Late last academic year, my friend and I were elected to be the senior editors of our university magazine – after cussing the publication for two years straight and setting up my own last year to see if I could do a better job, I suppose my boyfriend has a smidge more than the ounce of ground I concede to him when he accuses me of selling out.
I am assessing people applying in three different areas: subeditors, art and design assistants and events managers. I shouldn’t have been but I was extremely surprised at the quality of the art and design and events applications compared to some of the subeditors. One person prepared me a PDF book for her application, others gave me at the very least a website with a history of their writings – some of them were their personal sites, where they committed weekly and had months of proof they could do the jobs. But this was no guarantee of quality whatsoever. Whether they were just badly designed, tributes to vanity or clearly half thought attempts at creating the meat of an online identity after noting that having a blog is quite important in writing professions, some of them absolutely sucked.

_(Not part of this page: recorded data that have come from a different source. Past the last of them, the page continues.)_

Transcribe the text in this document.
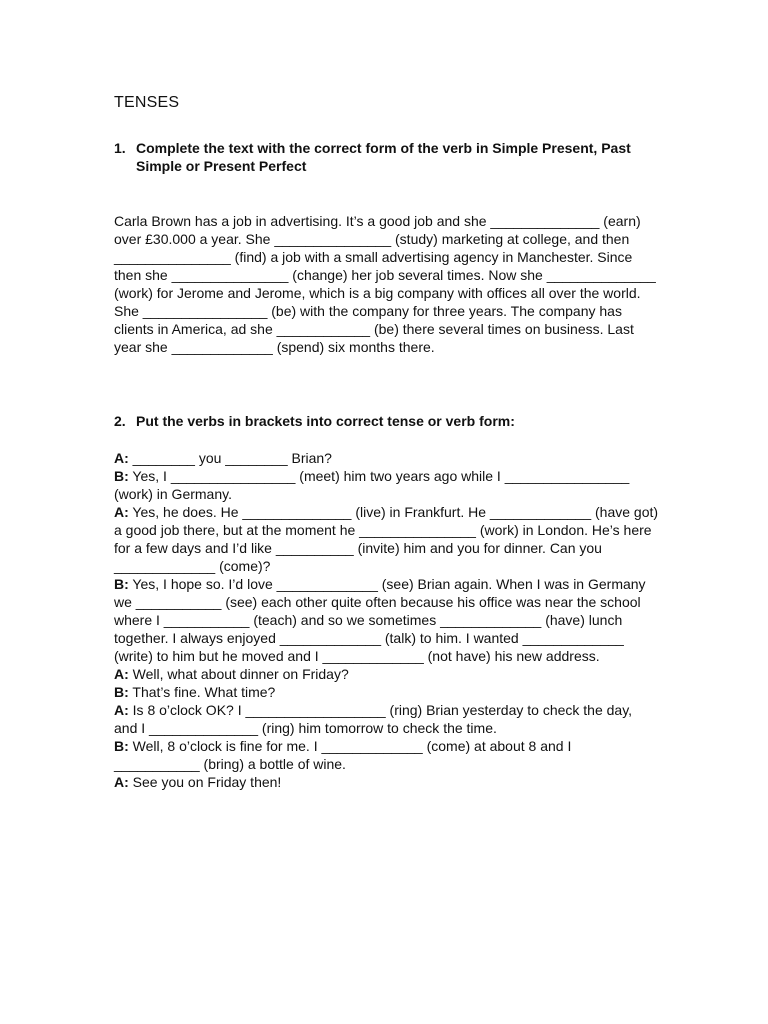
TENSES
1. Complete the text with the correct form of the verb in Simple Present, Past Simple or Present Perfect

Carla Brown has a job in advertising. It’s a good job and she ______________ (earn) over £30.000 a year. She _______________ (study) marketing at college, and then _______________ (find) a job with a small advertising agency in Manchester. Since then she _______________ (change) her job several times. Now she ______________ (work) for Jerome and Jerome, which is a big company with offices all over the world. She ________________ (be) with the company for three years. The company has clients in America, ad she ____________ (be) there several times on business. Last year she _____________ (spend) six months there.

2. Put the verbs in brackets into correct tense or verb form:
A: ________ you ________ Brian?
B: Yes, I ________________ (meet) him two years ago while I ________________ (work) in Germany.
A: Yes, he does. He ______________ (live) in Frankfurt. He _____________ (have got) a good job there, but at the moment he _______________ (work) in London. He’s here for a few days and I’d like __________ (invite) him and you for dinner. Can you _____________ (come)?
B: Yes, I hope so. I’d love _____________ (see) Brian again. When I was in Germany we ___________ (see) each other quite often because his office was near the school where I ___________ (teach) and so we sometimes _____________ (have) lunch together. I always enjoyed _____________ (talk) to him. I wanted _____________ (write) to him but he moved and I _____________ (not have) his new address.
A: Well, what about dinner on Friday?
B: That’s fine. What time?
A: Is 8 o’clock OK? I __________________ (ring) Brian yesterday to check the day, and I ______________ (ring) him tomorrow to check the time.
B: Well, 8 o’clock is fine for me. I _____________ (come) at about 8 and I ___________ (bring) a bottle of wine.
A: See you on Friday then!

This is possibly what bothered me the most. You’re applying for a writing position. If you don’t take the time to proof read your work, what kind of care does that show to the person whose approval you need?
The apparent lack of a damn clue about how to ‘sell oneself’ being endemic to the (mainly) humanities students is sad but simultaneously not surprising. We don’t have to submit CVs as part of our assessed work to graduate, and the actual using of them to get work experience is not a prerequisite to graduating. On the plus side, at least humanities students can at the very least write their way around their limitations – good luck science students, getting out of that one.

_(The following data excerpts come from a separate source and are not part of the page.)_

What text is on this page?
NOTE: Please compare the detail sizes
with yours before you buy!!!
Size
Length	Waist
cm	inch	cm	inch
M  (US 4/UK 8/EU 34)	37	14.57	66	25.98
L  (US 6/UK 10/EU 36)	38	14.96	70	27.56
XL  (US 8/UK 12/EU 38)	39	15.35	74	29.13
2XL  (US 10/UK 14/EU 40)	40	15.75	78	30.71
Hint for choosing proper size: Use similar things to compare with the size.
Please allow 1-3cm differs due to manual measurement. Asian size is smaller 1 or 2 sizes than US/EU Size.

Is the graduate employment situation partially exacerbated by CV after CV of people who have not branched out and fashioned enough of a mature ‘self’ in their project works, let down by universities which do not make classes and lectures about how to venture into the job market mandatory.

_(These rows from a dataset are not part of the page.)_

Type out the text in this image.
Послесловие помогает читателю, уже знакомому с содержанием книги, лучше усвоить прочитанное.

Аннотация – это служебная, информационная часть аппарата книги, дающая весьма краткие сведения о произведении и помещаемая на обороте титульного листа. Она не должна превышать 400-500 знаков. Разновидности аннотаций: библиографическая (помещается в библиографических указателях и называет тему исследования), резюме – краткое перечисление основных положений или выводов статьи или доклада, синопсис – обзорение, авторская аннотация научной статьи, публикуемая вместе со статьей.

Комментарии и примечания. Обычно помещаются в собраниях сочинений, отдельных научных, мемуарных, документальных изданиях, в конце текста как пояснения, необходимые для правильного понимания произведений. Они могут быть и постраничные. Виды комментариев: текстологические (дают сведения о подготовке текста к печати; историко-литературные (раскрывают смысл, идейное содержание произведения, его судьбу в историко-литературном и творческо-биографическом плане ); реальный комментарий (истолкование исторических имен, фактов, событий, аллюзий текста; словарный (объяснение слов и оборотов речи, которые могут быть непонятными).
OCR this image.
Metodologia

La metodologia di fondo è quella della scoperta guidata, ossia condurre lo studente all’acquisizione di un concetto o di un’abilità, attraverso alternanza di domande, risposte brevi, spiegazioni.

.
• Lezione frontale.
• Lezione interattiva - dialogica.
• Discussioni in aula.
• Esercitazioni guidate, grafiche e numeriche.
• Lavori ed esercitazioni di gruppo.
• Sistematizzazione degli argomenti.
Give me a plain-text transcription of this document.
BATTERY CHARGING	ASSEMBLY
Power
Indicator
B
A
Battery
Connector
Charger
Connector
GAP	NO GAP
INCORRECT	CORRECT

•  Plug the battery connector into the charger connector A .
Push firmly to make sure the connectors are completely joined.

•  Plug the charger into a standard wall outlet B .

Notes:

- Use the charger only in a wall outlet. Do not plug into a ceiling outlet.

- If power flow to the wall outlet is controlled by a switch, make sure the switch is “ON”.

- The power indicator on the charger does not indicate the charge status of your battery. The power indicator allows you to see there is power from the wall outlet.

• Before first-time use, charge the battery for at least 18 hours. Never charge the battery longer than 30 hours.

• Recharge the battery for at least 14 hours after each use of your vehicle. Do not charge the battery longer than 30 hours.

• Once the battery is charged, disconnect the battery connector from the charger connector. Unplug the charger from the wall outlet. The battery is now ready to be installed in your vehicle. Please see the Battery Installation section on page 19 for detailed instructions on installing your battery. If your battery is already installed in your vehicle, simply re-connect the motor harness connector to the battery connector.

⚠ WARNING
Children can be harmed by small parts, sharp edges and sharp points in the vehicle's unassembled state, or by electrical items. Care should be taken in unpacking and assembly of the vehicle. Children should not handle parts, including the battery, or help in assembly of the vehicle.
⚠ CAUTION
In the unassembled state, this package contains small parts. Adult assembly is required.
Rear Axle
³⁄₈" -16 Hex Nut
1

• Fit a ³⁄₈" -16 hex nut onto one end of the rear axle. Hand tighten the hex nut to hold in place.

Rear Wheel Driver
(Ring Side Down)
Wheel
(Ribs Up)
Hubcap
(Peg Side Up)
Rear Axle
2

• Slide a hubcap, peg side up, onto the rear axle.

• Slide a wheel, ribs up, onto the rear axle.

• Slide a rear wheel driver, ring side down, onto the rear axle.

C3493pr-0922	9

That was part of the thing that irritated me so much about this magazine that I now helm: people rely on these things for valuable experience to get a job later in life. I am not satisfied by simply looking out for myself, that since I have been elected and am a senior editor with budgets, deadlines and a big proverbial stick I am set for my extracurricular experience. I am determined to create a magazine that will be strong enough to give the next few years of my university peers this kind of help, no matter how bad the editor might be next year (but hopefully they won’t be).